A recent evaluation of the program, conducted by the Harm Reduction Research and Treatment Center at the University of Washington, found that people in LEAD were 60 percent less likely to be arrested within the first six months of enrolling in the program. The study also revealed that nearly all participants felt their involvement in LEAD had helped them meet their basic needs, work towards important life goals, and improve their perceptions of law enforcement.
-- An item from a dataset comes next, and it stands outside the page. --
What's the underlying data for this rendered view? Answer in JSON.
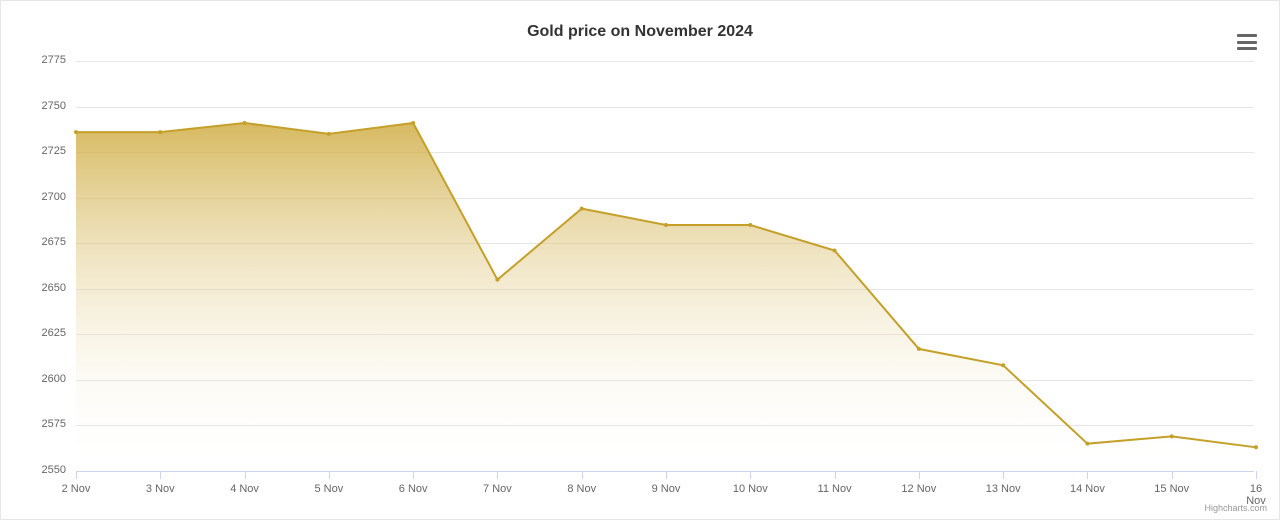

To develop LEAD, the District Attorney’s office has secured $800,000 from the budget of Multnomah County Chair Deborah Kafoury. An additional $200,000 has come from MacArthur Safety and Justice Challenge grant money. The city of Portland is also expected get on board with financial support.

Multnomah County is planning to roll out the first phase of the pilot program in early 2017.

LEAD is also operating in Santa Fe, New Mexico, Albany, New York and Canton, Ohio. Programs are currently in development in over a dozen cities across the country.